Thứ Ba, 23 tháng 12, 2014

Posman Books

VANISHING

As you've likely heard by now, the Posman's bookstore in Grand Central Terminal has been denied a lease renewal by their landlord, the MTA. With no negotiations or help, December 31 remains their final day.

I sent our petition, with its nearly 2,500 signatures, to the MTA representative, but have not heard back. So go to Posman's before the new year and say your goodbyes to yet another small shop in the city.

On a recent evening, business was booming. You can barely get inside the door. But that doesn't matter. Our small shops can be successful, and still they get the boot in today's New York. 

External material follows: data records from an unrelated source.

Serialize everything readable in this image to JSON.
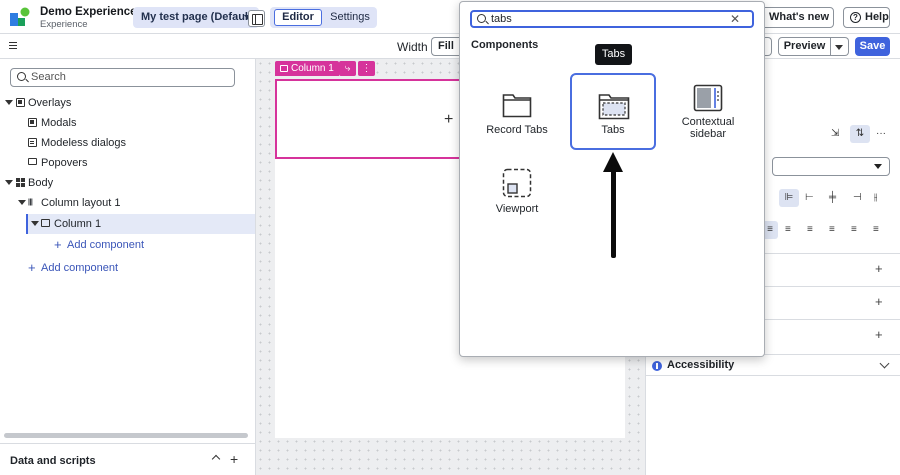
{
  "app": {
    "title": "Demo Experience",
    "subtitle": "Experience"
  },
  "header": {
    "page_selector": "My test page (Default)",
    "tabs": [
      "Editor",
      "Settings"
    ],
    "whats_new": "What's new",
    "help": "Help"
  },
  "toolbar": {
    "width_label": "Width",
    "width_value": "Fill",
    "preview": "Preview",
    "save": "Save"
  },
  "left_panel": {
    "search_placeholder": "Search",
    "tree": {
      "overlays": "Overlays",
      "modals": "Modals",
      "modeless": "Modeless dialogs",
      "popovers": "Popovers",
      "body": "Body",
      "column_layout": "Column layout 1",
      "column": "Column 1",
      "add_inner": "Add component",
      "add_outer": "Add component"
    },
    "data_scripts": "Data and scripts"
  },
  "canvas": {
    "column_tag": "Column 1"
  },
  "popover": {
    "search_value": "tabs",
    "heading": "Components",
    "tiles": {
      "record_tabs": "Record Tabs",
      "tabs": "Tabs",
      "contextual_1": "Contextual",
      "contextual_2": "sidebar",
      "viewport": "Viewport"
    },
    "tooltip": "Tabs"
  },
  "right_panel": {
    "accessibility": "Accessibility"
  },
  "colors": {
    "accent": "#3f63dd",
    "selection_pink": "#d6339b"
  }
}
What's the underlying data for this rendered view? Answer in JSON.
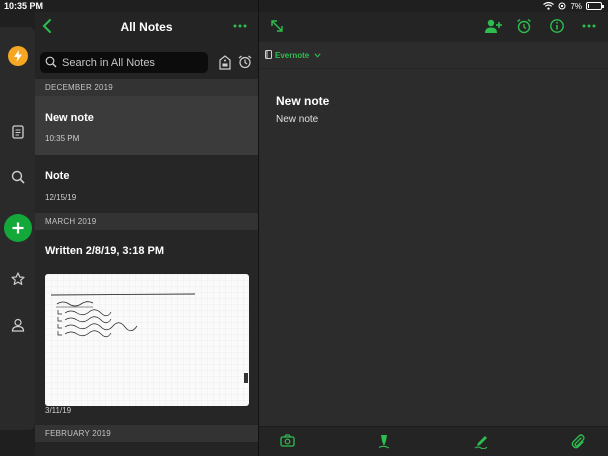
{
  "status": {
    "time": "10:35 PM",
    "battery": "7%",
    "battery_level": 0.07
  },
  "list": {
    "title": "All Notes",
    "search_placeholder": "Search in All Notes",
    "sections": [
      {
        "label": "DECEMBER 2019"
      },
      {
        "label": "MARCH 2019"
      },
      {
        "label": "FEBRUARY 2019"
      }
    ],
    "notes": [
      {
        "title": "New note",
        "date": "10:35 PM",
        "selected": true
      },
      {
        "title": "Note",
        "date": "12/15/19",
        "selected": false
      },
      {
        "title": "Written 2/8/19, 3:18 PM",
        "date": "3/11/19",
        "selected": false,
        "has_thumbnail": true
      }
    ]
  },
  "editor": {
    "notebook": "Evernote",
    "note_title": "New note",
    "note_body": "New note"
  },
  "colors": {
    "accent": "#2dbe4e",
    "lightning": "#f5a623",
    "add_button": "#14a83b"
  }
}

A customer approached the register with her books and said to the cashier, "I'm so glad you're still in business. I never buy from Amazon."

The cashier broke the news, "Actually, we're going out of business," and she explained the situation, how the MTA is denying them a new lease to make room for a new luxury skyscraper.

The customer began to wail, "No, no, no, no!" I've witnessed this scene so many times. The shock, the denial, the clutching at the heart. Living in this city today, if you love it, is one big funeral.

I asked employee, long-time bookstore guy, and poet Ron Kolm how customers have reacted to the closure of Posman's. He told me:

"The response has been amazing. The general feeling in the store has surprised me. I always liked our customers, and we definitely have a number of regulars, but I figured that most of the people who shopped there were just passing through; we get tons of tourists. But in the past weeks it's become clear that Posman Books is part of a community.

Almost every other customer tells us how much we mean to them, how they stop in before getting their train home from work, or to keep up with what's being published, or just to relax. They are so serious in their commiserating, if that's the right word. They're solicitous about our futures, and wonder what they can do to reverse something they see as being awful.

When I'm at the register, it's almost one long, constant conversation, and I end up empathizing with them. Which has sort of stunned me. I worked the register for five or six hours on 'Black Friday,' which is traditionally a dead day for us, everyone leaving the city for Thanksgiving. But not this one; it was one of our busiest days in quite awhile, and the conversations were so intense, and so deeply felt, that I went home with a splitting headache. I truly thought that this is what a shrink must feel like after a day of listening to other people's problems -- I had to jolt myself back into focus and remember that it was me who was going to lose a work situation I love, and a staff I admire and enjoy working with."



Meanwhile, the Rite-Aid next door--which was empty, by the way--is allowed to live on.